Haiden A. Huskamp is the 30th Anniversary Professor of Health Care Policy in the Department of Health Care Policy, Harvard Medical School.
Elena Kouri is project director in the Department of Health Care Policy at Harvard Medical School.
Deborah Schrag is a professor of medicine at Harvard Medical School and a research scientist in medical oncology and population sciences at the Dana-Farber Cancer Institute, in Boston.
Mark C. Hornbrook is a senior investigator emeritus in the Center for Health Research, Kaiser Permanente Northwest, in Portland, Oregon.
David A. Haggstrom is an associate professor of medicine at Indiana University School of Medicine and core investigator at the Indianapolis Veterans Affairs Medical Center, in Indianapolis.
Mary Beth Landrum is a professor of health care policy in the Department of Health Care Policy, Harvard Medical School.


Health care spending in the months before death varies across geographic areas but is not associated with outcomes.
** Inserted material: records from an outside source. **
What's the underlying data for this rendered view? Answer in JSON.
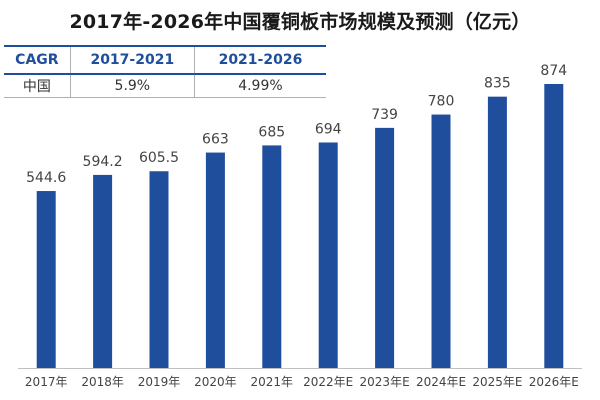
{
  "colors": {
    "bar": "#1f4e9c",
    "header": "#1f4e9c",
    "axis": "#bfbfbf"
  },
  "cagr_table": {
    "headers": [
      "CAGR",
      "2017-2021",
      "2021-2026"
    ],
    "rows": [
      {
        "label": "中国",
        "values": [
          "5.9%",
          "4.99%"
        ]
      }
    ]
  },
  "chart_data": {
    "type": "bar",
    "title": "2017年-2026年中国覆铜板市场规模及预测（亿元）",
    "categories": [
      "2017年",
      "2018年",
      "2019年",
      "2020年",
      "2021年",
      "2022年E",
      "2023年E",
      "2024年E",
      "2025年E",
      "2026年E"
    ],
    "values": [
      544.6,
      594.2,
      605.5,
      663,
      685,
      694,
      739,
      780,
      835,
      874
    ],
    "value_labels": [
      "544.6",
      "594.2",
      "605.5",
      "663",
      "685",
      "694",
      "739",
      "780",
      "835",
      "874"
    ],
    "ylim": [
      0,
      874
    ],
    "xlabel": "",
    "ylabel": "",
    "grid": false,
    "legend": "none"
  }
}
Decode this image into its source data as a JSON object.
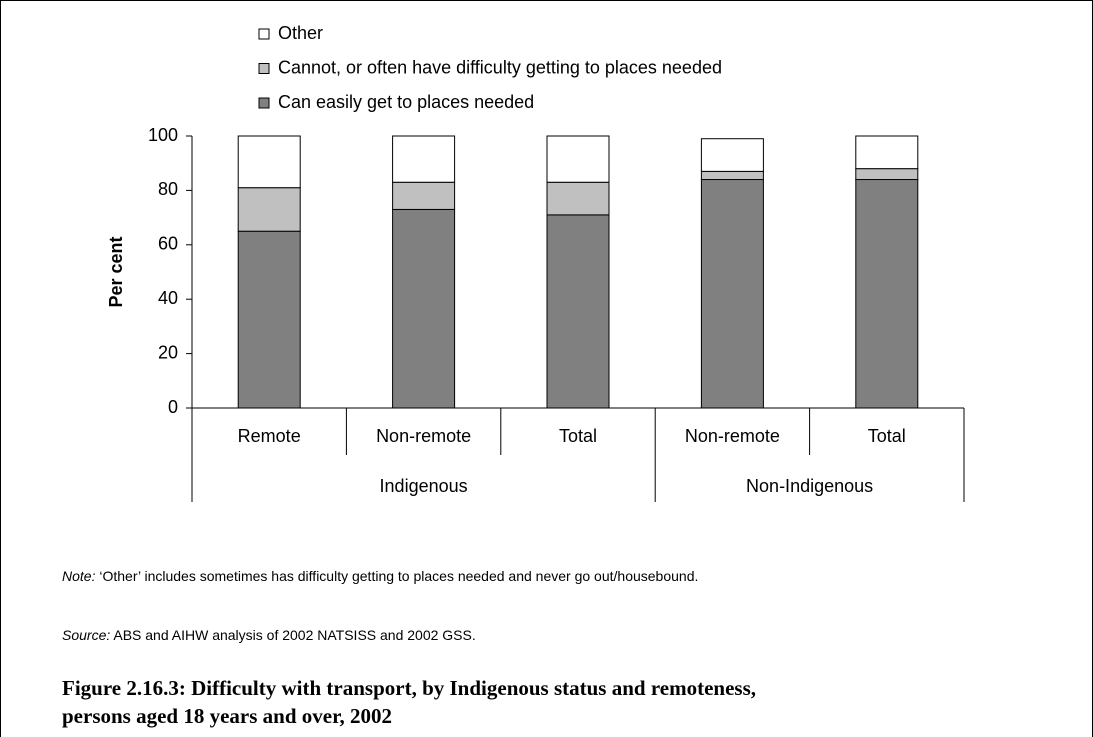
{
  "chart_data": {
    "type": "stacked-bar",
    "groups": [
      {
        "label": "Indigenous",
        "categories": [
          "Remote",
          "Non-remote",
          "Total"
        ]
      },
      {
        "label": "Non-Indigenous",
        "categories": [
          "Non-remote",
          "Total"
        ]
      }
    ],
    "series": [
      {
        "name": "Can easily get to places needed",
        "color": "#808080",
        "values": [
          65,
          73,
          71,
          84,
          84
        ]
      },
      {
        "name": "Cannot, or often have difficulty getting to places needed",
        "color": "#c0c0c0",
        "values": [
          16,
          10,
          12,
          3,
          4
        ]
      },
      {
        "name": "Other",
        "color": "#ffffff",
        "values": [
          19,
          17,
          17,
          12,
          12
        ]
      }
    ],
    "y_label": "Per cent",
    "ylim": [
      0,
      100
    ],
    "yticks": [
      0,
      20,
      40,
      60,
      80,
      100
    ],
    "note": {
      "label": "Note:",
      "text": " ‘Other’ includes sometimes has difficulty getting to places needed and never go out/housebound."
    },
    "source": {
      "label": "Source:",
      "text": " ABS and AIHW analysis of 2002 NATSISS and 2002 GSS."
    },
    "caption": [
      "Figure 2.16.3: Difficulty with transport, by Indigenous status and remoteness,",
      "persons aged 18 years and over, 2002"
    ]
  }
}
Using data from the prospective multiregional Cancer Care Outcomes Research and Surveillance Consortium (CanCORS) study, we assessed the extent to which such variation is explained by differences in patients' sociodemographic factors, clinical factors, and beliefs; physicians' beliefs; and the availability of services. Among 1,132 patients ages sixty-five and older who were diagnosed with lung or colorectal cancer in 2003-05, had advanced-stage cancer, died before 2013, and were enrolled in fee-for-service Medicare, mean expenditures in the last month of life were $13,663. Physicians in higher-spending areas reported less knowledge about and comfort with treating dying patients and less positive attitudes about hospice, compared to those in lower-spending areas. Higher-spending areas also had more physicians and fewer primary care providers and hospices in proportion to their total population than lower-spending areas did. Availability of services and physicians' beliefs, but not patients' beliefs, were important in explaining geographic variations in end-of-life spending. Enhanced training to better equip physicians to care for patients at the end of life and strategic resource allocation may have potential for decreasing unwarranted variation in care.